Any clues? Am I going about all this the wrong way? Thanks for help in advance, I do appreciate it!
From what I can determine from the question, it seems like you are asking how to distinguish the lines you want from the logger lines that start with WARNING, ERROR, INFO.
You can do this without getting to fancy with lookahead or lookbehind. Just grep for lines beginning with
"/net/nas/vol0/home/recep/SG4rt.exe: "
then using awk you can extract the remainder of the line. Or you can gsub the prefix out like you are doing in the summary processing section.

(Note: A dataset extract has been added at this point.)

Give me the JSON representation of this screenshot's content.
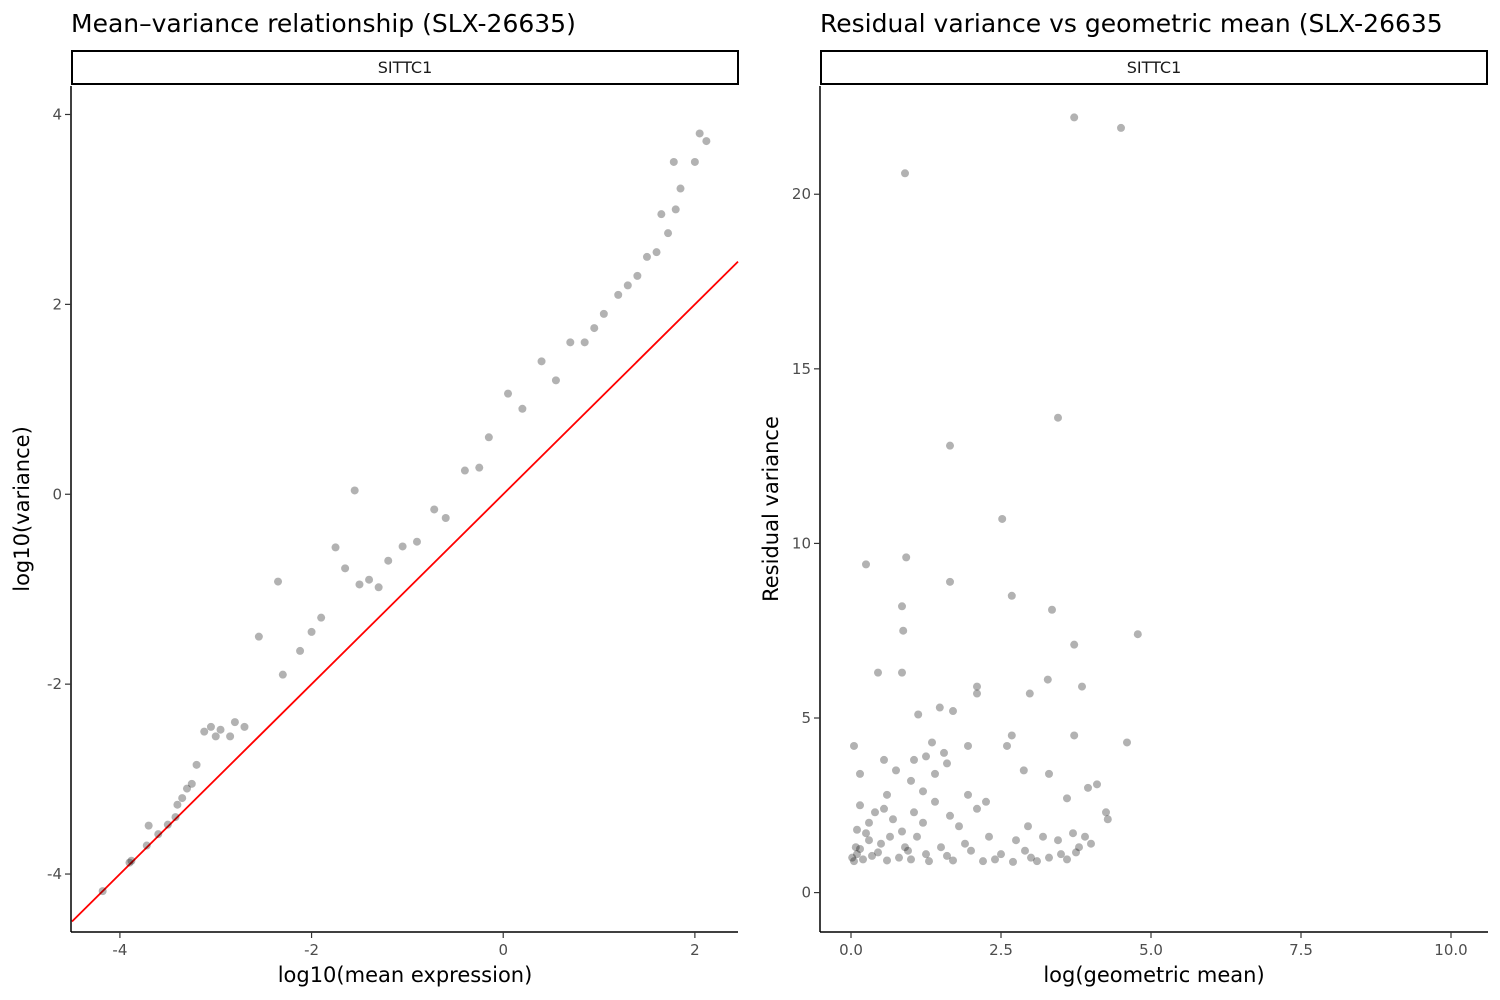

As far as the question about processing the summary goes, what strikes me most is that you are processing the entire file multiple times, each time pulling out one kind of line. For tasks like this, I would use Perl, Ruby, or Python and make one pass through the file, collecting the pieces of each line after the colon, storing them in regular programming language variables (not env variables), and forming the MySQL insert string using interpolation.
Bash is great for some things but IMHO you are justified in using a more general scripting language (Perl, Python, Ruby come to mind).